In sum, Fair sought a promotion. The ADC ultimately offered her the promotion at the advertised salary. Fair turned it down. Absent additional facts not present in the record before us, no reasonable factfinder could conclude that Fair is entitled to relief under Title VII.
III. CONCLUSION
For the foregoing reasons, we affirm the judgment of the district court. ______________________________
NOTES
[1] The Honorable J. Leon Holmes, United States District Judge for the Eastern District of Arkansas.
[2] In her complaint, Fair alleged incidents of sexual harassment by Hobbs during her tenure at the ADC. Fair’s complaint to the Equal Employment Opportunity Commission alleged only racial discrimination with regard to non-promotion for an open position. The alleged incidents of sexual harassment occurred well before Fair applied for the position, and Hobbs had no decision-making role in the hiring for that job. We have held that a Title VII plaintiff generally does not exhaust her administrative remedies unless she complains of the discriminatory behavior to the EEOC before filing a lawsuit. Stuart v. General Motors Corp., 217 F.3d 621, 630-31 (8th Cir. 2000). Although an EEOC complaint “need not specifically articulate the precise claim or set forth all the evidence an employee may choose to later present in court,” it must nevertheless “be sufficient to give the employer notice of the subject
[3] Two applicants’ scores would have been higher than Fair’s revised score, but those applicants withdrew their names from consideration for the Internal Affairs investigator position before the hiring decision was made.

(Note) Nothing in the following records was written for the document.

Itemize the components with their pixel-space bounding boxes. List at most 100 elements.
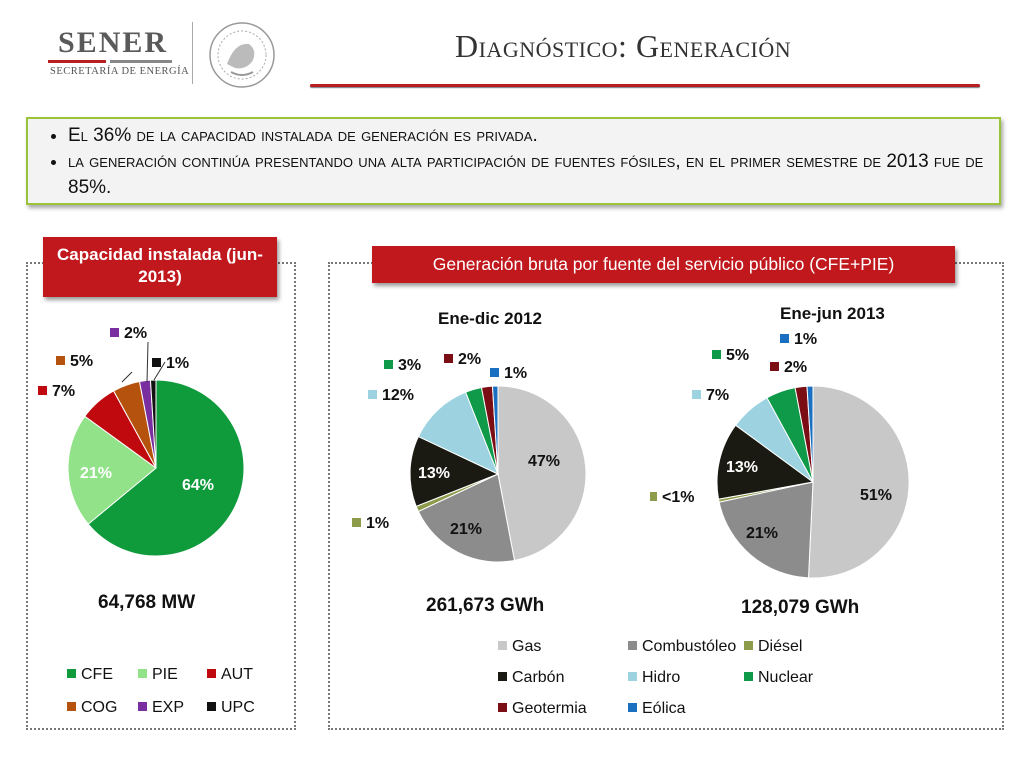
mexico-seal-icon: [209, 22, 275, 88]
legend-label: Carbón: [512, 669, 565, 686]
legend-item-gas: Gas: [498, 638, 541, 656]
pie-slice-gas: [497, 385, 587, 562]
pie-2013-subtitle: Ene-jun 2013: [780, 304, 885, 323]
summary-box: El 36% de la capacidad instalada de gene…: [26, 117, 1001, 205]
title-rule: [310, 84, 980, 87]
pie-2013-total: 128,079 GWh: [741, 597, 860, 618]
pie-label-combustoleo: 21%: [746, 525, 778, 542]
svg-text:2%: 2%: [784, 359, 807, 376]
legend-swatch: [207, 669, 216, 678]
legend-item-geotermia: Geotermia: [498, 700, 587, 718]
logo-bar-red: [48, 60, 106, 63]
pie-slice-pie: [67, 415, 157, 525]
generation-2013-pie-chart: 51% 21% <1% 13% 7% 5% 2% 1%: [650, 331, 910, 579]
pie-label-eolica: 1%: [490, 365, 527, 382]
legend-swatch: [628, 641, 637, 650]
pie-label-diesel: 1%: [352, 515, 389, 532]
pie-label-aut: 7%: [38, 383, 75, 400]
svg-text:21%: 21%: [80, 465, 112, 482]
pie-slice-carbon: [716, 424, 815, 500]
legend-item-eolica: Eólica: [628, 700, 686, 718]
pie-slice-eolica: [491, 385, 499, 475]
legend-label: Gas: [512, 638, 542, 655]
svg-text:64%: 64%: [182, 477, 214, 494]
svg-text:7%: 7%: [706, 387, 729, 404]
pie-slice-combustoleo: [417, 473, 516, 563]
logo-divider: [192, 22, 193, 84]
leader-line: [153, 361, 166, 381]
legend-swatch: [498, 672, 507, 681]
svg-text:1%: 1%: [504, 365, 527, 382]
legend-label: UPC: [221, 699, 255, 716]
pie-label-eolica: 1%: [780, 331, 817, 348]
legend-swatch: [138, 702, 147, 711]
legend-item-cog: COG: [67, 699, 117, 717]
legend-swatch: [744, 672, 753, 681]
svg-text:5%: 5%: [70, 353, 93, 370]
legend-swatch: [498, 641, 507, 650]
pie-label-geotermia: 2%: [444, 351, 481, 368]
svg-text:2%: 2%: [124, 325, 147, 342]
legend-label: AUT: [221, 666, 253, 683]
legend-label: Geotermia: [512, 700, 587, 717]
legend-label: Hidro: [642, 669, 681, 686]
legend-item-cfe: CFE: [67, 666, 113, 684]
pie-label-nuclear: 5%: [712, 347, 749, 364]
svg-text:13%: 13%: [418, 465, 450, 482]
svg-text:1%: 1%: [166, 355, 189, 372]
logo-bar-gray: [110, 60, 172, 63]
svg-text:13%: 13%: [726, 459, 758, 476]
pie-slice-upc: [149, 379, 157, 469]
svg-text:51%: 51%: [860, 487, 892, 504]
legend-item-upc: UPC: [207, 699, 255, 717]
generation-2012-pie-chart: 47% 21% 1% 13% 12% 3% 2% 1%: [352, 351, 587, 563]
legend-swatch: [67, 702, 76, 711]
pie-label-carbon: 13%: [418, 465, 450, 482]
legend-swatch: [628, 703, 637, 712]
legend-label: CFE: [81, 666, 113, 683]
pie-label-diesel: <1%: [650, 489, 694, 506]
legend-swatch: [498, 703, 507, 712]
bullet-fossil-share: la generación continúa presentando una a…: [68, 149, 989, 201]
legend-label: PIE: [152, 666, 178, 683]
pie-label-hidro: 7%: [692, 387, 729, 404]
legend-swatch: [207, 702, 216, 711]
pie-label-combustoleo: 21%: [450, 521, 482, 538]
legend-swatch: [67, 669, 76, 678]
legend-item-carbon: Carbón: [498, 669, 564, 687]
legend-item-combustoleo: Combustóleo: [628, 638, 736, 656]
legend-item-pie: PIE: [138, 666, 178, 684]
svg-text:1%: 1%: [794, 331, 817, 348]
logo-sener: SENER: [58, 26, 169, 59]
legend-label: EXP: [152, 699, 185, 716]
legend-item-nuclear: Nuclear: [744, 669, 813, 687]
legend-label: Combustóleo: [642, 638, 737, 655]
capacity-pie-chart: 64% 21% 7% 5% 2% 1%: [38, 325, 245, 557]
pie-slice-gas: [807, 385, 910, 579]
leader-line: [146, 341, 149, 383]
pie-slice-hidro: [417, 391, 499, 475]
pie-2012-subtitle: Ene-dic 2012: [438, 309, 542, 328]
svg-text:5%: 5%: [726, 347, 749, 364]
pie-2012-total: 261,673 GWh: [426, 595, 545, 616]
legend-label: Diésel: [758, 638, 803, 655]
legend-swatch: [138, 669, 147, 678]
pie-label-upc: 1%: [152, 355, 189, 372]
pie-label-exp: 2%: [110, 325, 147, 342]
generation-title: Generación bruta por fuente del servicio…: [372, 246, 955, 283]
pie-slice-combustoleo: [718, 481, 814, 579]
legend-label: Eólica: [642, 700, 686, 717]
page-title: Diagnóstico: Generación: [455, 28, 792, 64]
leader-line: [121, 371, 133, 383]
logo-subtitle: SECRETARÍA DE ENERGÍA: [50, 66, 190, 77]
legend-label: COG: [81, 699, 118, 716]
svg-text:1%: 1%: [366, 515, 389, 532]
legend-item-diesel: Diésel: [744, 638, 802, 656]
svg-text:21%: 21%: [450, 521, 482, 538]
svg-text:21%: 21%: [746, 525, 778, 542]
pie-label-carbon: 13%: [726, 459, 758, 476]
svg-text:12%: 12%: [382, 387, 414, 404]
pie-label-cfe: 64%: [182, 477, 214, 494]
legend-label: Nuclear: [758, 669, 814, 686]
svg-text:7%: 7%: [52, 383, 75, 400]
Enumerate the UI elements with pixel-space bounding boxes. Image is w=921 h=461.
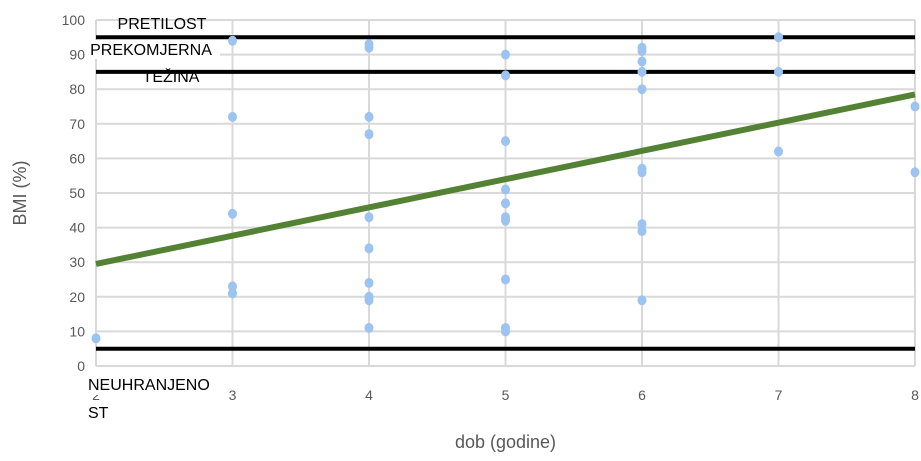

[4] Fair points to ADC social worker Paul Mincey, a white male and fellow recipient of a master’s degree in social work at the University of Arkansas at Little Rock, as an example of a similarly situated employee who was offered his current position and a higher salary than Fair shortly after receiving his degree. Beyond Fair’s bare assertions, however, the record is silent as to Mincey’s qualifications, salary level, job duties, and whether the compensation structure for the position of social worker is relevant to that of the position of Internal Affairs investigator. Therefore, on the record before us, we cannot say that the ADC’s purportedly favorable treatment of Mincey supports Fair’s claim that the ADC discriminated in failing to give her a higher salary for the position she sought.